Jeder Mensch verfügt normalerweise über genügend Ressourcen. Manchmal aber erschweren psychische Schwierigkeiten oder Erkrankungen, die vorhandenen Ressourcen für sich zu nutzen.
Wenn die psychischen Störungen - zumindest teilweise - bearbeitet werden, können die eigenen Stärken wirksam werden und es können sogar neue Möglichkeiten entstehen.
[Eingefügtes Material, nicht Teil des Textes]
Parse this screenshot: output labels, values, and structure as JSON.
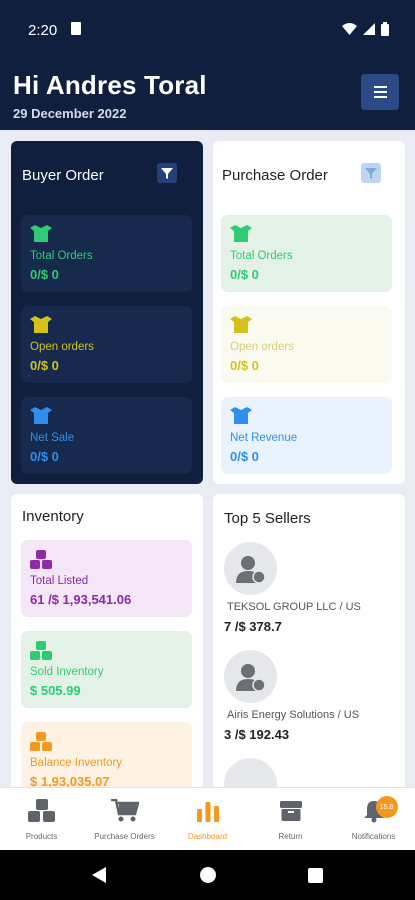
{
  "status_bar": {
    "time": "2:20"
  },
  "header": {
    "greeting": "Hi Andres Toral",
    "date": "29 December 2022"
  },
  "buyer_order": {
    "title": "Buyer Order",
    "tiles": [
      {
        "label": "Total Orders",
        "value": "0/$ 0"
      },
      {
        "label": "Open orders",
        "value": "0/$ 0"
      },
      {
        "label": "Net Sale",
        "value": "0/$ 0"
      }
    ]
  },
  "purchase_order": {
    "title": "Purchase Order",
    "tiles": [
      {
        "label": "Total Orders",
        "value": "0/$ 0"
      },
      {
        "label": "Open orders",
        "value": "0/$ 0"
      },
      {
        "label": "Net Revenue",
        "value": "0/$ 0"
      }
    ]
  },
  "inventory": {
    "title": "Inventory",
    "tiles": [
      {
        "label": "Total Listed",
        "value": "61 /$ 1,93,541.06"
      },
      {
        "label": "Sold Inventory",
        "value": "$ 505.99"
      },
      {
        "label": "Balance Inventory",
        "value": "$ 1,93,035.07"
      }
    ]
  },
  "top_sellers": {
    "title": "Top 5 Sellers",
    "items": [
      {
        "name": "TEKSOL GROUP LLC / US",
        "value": "7 /$ 378.7"
      },
      {
        "name": "Airis Energy Solutions / US",
        "value": "3 /$ 192.43"
      }
    ]
  },
  "bottom_nav": {
    "items": [
      {
        "label": "Products",
        "icon": "boxes-icon"
      },
      {
        "label": "Purchase Orders",
        "icon": "cart-icon"
      },
      {
        "label": "Dashboard",
        "icon": "bar-chart-icon"
      },
      {
        "label": "Return",
        "icon": "box-icon"
      },
      {
        "label": "Notifications",
        "icon": "bell-icon"
      }
    ],
    "notification_badge": "15.8"
  },
  "colors": {
    "navy": "#0f1f3d",
    "green": "#2ecc71",
    "yellow": "#d4c21a",
    "blue": "#2f8ff0",
    "purple": "#8e2aa6",
    "orange": "#f39a1e",
    "active_nav": "#f39a1e"
  }
}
Möglichkeiten der Behandlung

Mein Ansatz in der Bearbeitung psychischer Störungen und Erkrankungen ist eine tiefenpsychologische Ausrichtung unter Einsatz kombinierter Therapieverfahren (Multimodale Psychotherapie).

Dazu gehören
  • Tiefenpsychologisch fundierte Psychotherapie
  • Psychoanalytisch orientierte Psychotherapie
  • Psychoanalytisch orientierte Mehrphasentherapie
  • Kombinierte Psychotherapie
  • Krisenintervention
  • Gestaltungstherapie und Maltherapie
  • Szenisches Spiel
  • Körperpsychotherapie
  • Entspannungsverfahren

Die Therapie erfolgt in
Einzelsitzungen (je nach Indikation ein- oder mehrmals pro Woche),
Paarsitzungen (bei Bedarf)
Gruppensitzungen (wöchentlich oder vierzehntägig) oder in einer Kombination aus Einzel- und Gruppensitzung.

Ambulante Nachsorge biete ich für Patienten nach einem Aufenthalt in einer psychiatrischen oder psychosomatischen Klinik oder nach stationärer Behandlung einer Suchterkrankung. Ambulante Intensivtherapie kann mitunter eine stationäre Behandlung vermeiden.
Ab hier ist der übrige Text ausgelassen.